Ahmet Davutoğlu'nun söylediklerini hakikaten ciddiye aldığımızda, bu laflar en iyi ihtimalle büyük bir çarpıtma en kötü ihtimalle de namussuzluktur. Davutoğlu henüz geçen ay şöyle demişti: “Türkiye'nin diğer küresel aktörlerle ilişkisi, rekabeti değil tamamlayıcı olmayı amaçlamaktadır. Böylesi bir politika, Türkiye'nin ABD'yle stratejik ilişkilerine iki ülkenin ikili stratejik bağları ve NATO üzerinden bakar. AB üyeliği sürecini, Rusya'yla iyi komşuluk politikasını ve Avrasya'da senkronizasyon politikasını, birbirlerini tamamlayan tutarlı bir politikanın ayrılmaz parçaları olarak dikkate alır. Rusya'yla iyi ilişkilerin AB ilişkilerinin alternatifi olmadığı anlamına gelir bu. Benzer şekilde, ABD'yle Model Ortaklığın da Rusya'ya karşı rakip bir ortaklık olmadığı anlamını taşır.”

Ahmet Davutoğlu'nun “çok boyutlu dış politika” dediği şey bu noktada Türkiye'nin doğusundaki komşularla “sıfır sorun” yaklaşımıyla da birleşmektedir. Pollock, Türkiye'nin bazı batılı müttefikleri “çok boyutlu” Türk dış politikasının bir parçası olmayı reddetikleri için Davutoğlu'nun ileri sürdüğü şeyin gerçekçi olmadığını savunabilirdi. AK Parti içerisinde bu şeyleri yapmak isteyecek kişilerin olduğunu da söyleyebilirdi ama Davutoğlu belli ki onlardan biri değildir. Pollock, Türk-ABD ilişkilerinin “Model Ortaklık” şeklinde tanımlanmasına, Türk-ABD ilişkilerindeki kötüleşmeyi kağıt üzerinde örtmek için icât edilmiş standart metin de diyebilirdi. Ama Davutoğlu'nun batılı kurumlar ve müttefiklerle bağları gevşetmek istediği basitçe doğru değildir. Eğer Davutoğlu'nun gerçek niyeti söylediklerinin tam aksine buysa o halde Pollock'un delili nerde?

Devamında şöyle yazmış: “Dahası, Türkler kendi bâriz ikiyüzlülüklerine kör kalıyorlar. Türklere diğer ülkeler, onların Kürt azınlıkları için (Gazze filosuna benzer) bir 'yardım' konvoyu ayarlasalar ne hissedeceklerini sorsanız size aptal aptal bakarlar.”

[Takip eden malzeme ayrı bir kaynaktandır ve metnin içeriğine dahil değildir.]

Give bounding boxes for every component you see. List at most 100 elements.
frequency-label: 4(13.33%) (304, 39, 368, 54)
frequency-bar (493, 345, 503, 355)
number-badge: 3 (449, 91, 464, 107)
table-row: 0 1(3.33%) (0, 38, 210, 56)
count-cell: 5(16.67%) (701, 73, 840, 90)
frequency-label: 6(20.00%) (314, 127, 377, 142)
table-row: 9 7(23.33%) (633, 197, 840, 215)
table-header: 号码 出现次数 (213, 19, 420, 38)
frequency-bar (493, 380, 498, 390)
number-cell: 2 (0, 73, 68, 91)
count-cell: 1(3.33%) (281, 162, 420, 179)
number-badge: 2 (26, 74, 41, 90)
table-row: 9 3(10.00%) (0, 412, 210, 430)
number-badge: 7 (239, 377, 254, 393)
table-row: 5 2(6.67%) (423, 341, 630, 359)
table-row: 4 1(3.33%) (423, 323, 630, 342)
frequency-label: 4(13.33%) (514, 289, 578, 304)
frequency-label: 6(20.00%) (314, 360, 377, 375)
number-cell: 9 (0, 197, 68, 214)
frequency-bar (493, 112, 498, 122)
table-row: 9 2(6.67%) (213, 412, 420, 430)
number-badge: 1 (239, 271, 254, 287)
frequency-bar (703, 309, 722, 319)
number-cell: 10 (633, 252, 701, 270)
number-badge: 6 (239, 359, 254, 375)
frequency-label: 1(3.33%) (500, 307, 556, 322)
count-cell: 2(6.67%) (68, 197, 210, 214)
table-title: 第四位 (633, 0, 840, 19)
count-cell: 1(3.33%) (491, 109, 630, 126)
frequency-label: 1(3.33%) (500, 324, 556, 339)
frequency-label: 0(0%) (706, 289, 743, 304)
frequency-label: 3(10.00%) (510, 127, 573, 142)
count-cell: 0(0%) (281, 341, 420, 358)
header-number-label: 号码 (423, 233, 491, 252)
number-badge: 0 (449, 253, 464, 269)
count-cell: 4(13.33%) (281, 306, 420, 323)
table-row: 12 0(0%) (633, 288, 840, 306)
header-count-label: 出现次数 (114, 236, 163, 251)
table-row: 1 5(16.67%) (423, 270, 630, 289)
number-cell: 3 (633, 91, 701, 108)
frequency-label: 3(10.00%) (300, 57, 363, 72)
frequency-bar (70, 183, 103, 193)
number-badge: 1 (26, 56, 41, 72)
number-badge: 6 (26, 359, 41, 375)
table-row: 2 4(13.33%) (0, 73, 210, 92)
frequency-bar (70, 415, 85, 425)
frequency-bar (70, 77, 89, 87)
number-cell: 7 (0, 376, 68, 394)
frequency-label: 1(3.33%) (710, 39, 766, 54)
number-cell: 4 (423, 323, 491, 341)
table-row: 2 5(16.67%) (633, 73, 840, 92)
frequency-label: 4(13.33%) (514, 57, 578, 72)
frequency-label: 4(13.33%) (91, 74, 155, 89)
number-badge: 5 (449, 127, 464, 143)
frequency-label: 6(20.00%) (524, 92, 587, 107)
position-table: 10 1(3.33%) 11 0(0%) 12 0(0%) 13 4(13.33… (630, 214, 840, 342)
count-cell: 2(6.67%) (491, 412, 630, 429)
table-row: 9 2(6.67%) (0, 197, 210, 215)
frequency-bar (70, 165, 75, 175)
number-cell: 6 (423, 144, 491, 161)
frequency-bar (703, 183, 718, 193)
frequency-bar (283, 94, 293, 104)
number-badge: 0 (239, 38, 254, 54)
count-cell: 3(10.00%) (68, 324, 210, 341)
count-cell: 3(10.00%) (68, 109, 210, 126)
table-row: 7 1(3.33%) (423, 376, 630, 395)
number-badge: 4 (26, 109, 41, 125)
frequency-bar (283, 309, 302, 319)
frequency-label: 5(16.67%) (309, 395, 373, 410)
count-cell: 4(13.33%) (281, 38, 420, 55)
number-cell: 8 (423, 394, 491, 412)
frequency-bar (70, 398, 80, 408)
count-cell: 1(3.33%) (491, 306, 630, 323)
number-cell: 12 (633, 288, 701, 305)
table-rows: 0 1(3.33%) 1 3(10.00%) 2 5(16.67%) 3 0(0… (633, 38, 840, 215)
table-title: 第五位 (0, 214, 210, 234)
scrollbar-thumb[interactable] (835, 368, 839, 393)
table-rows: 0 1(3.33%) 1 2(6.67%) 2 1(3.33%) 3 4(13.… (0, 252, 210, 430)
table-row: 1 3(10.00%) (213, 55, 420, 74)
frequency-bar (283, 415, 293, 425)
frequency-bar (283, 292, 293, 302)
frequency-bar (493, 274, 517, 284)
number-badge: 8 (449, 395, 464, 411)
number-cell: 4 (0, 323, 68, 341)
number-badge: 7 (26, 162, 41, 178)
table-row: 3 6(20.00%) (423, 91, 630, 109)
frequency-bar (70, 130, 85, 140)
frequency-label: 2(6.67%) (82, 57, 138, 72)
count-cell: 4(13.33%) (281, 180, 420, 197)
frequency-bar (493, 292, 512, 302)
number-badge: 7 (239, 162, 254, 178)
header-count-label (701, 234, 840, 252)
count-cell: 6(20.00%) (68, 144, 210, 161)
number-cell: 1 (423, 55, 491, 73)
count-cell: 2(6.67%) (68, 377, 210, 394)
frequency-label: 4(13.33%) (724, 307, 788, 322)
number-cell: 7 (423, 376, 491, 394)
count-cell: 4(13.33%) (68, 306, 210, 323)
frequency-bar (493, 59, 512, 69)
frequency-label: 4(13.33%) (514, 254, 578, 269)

Son birkaç gündür, Gazze'deki Filistinlilerin câri durumuyla Türkiye'deki Kürtlerin durumu denkmiş gibi göstermeye alışan birkaç kişi görüyorum. Görünüşe bakılırsa Pollock, Kürtlerin durumunun AK Parti hükümeti sırasında kayda değer ölçüde iyileştiğini bildiğimizi tahmin etmiyor. Kürtler, Türk Meclisi'nde temsil ediliyorlar. Kürtlere, AK Parti iktidara gelmeden evvel “o eski güzel günlerde” sahip olmadıkları dil hakları ve diğer haklar verildi ve geçen yılki Kürt Açılımı bu hakların genişletilmesi girişimiydi. Bu açılım, cumhuriyetçilerden ve ulusalcılardan büyük bir siyasi direniş gördü ki Pollock'un, Kürtlerin şikayetlerini halletmeye bakan bir siyasi partiye saldırması demektir bu. Hürriyet gazetesinde 31 Mayıs Pazartesi günü yer alan bir değerlendirme yazısında belirtildiğine göre İskenderun'daki saldırı dâhil PKK şiddetinin tırmanmasının ardında açılımın başarısız olması yatıyor. Diyarbakır ve Erzurum abluka altında tutulan kapalı bölgeler değil ve de terörle mücadele adına devletin yarattığı bir yoksulluk altında 1 milyon küsür Kürt yaşamıyor. Sahi, Gazze'deki Filistinlilere, Türkiye'deki Kürtlerle aynı şekilde muamele edildiğini ciddi ciddi hiç kimse iddia edebilir mi?

Normalde otoriteryan devletlere tahsis edilmiş şu bildik iftira taktiklerinin var güçle Türkiye'ye karşı kullanılmasında hiç vakit kaybedilmedi. Pollock'un yazısı, şimdiye değin gördüğüm en büyük gayretti fakat bu yaz ve belki de önümüzdeki on yıl boyunca aynısından daha çok görürüz gibime geliyor.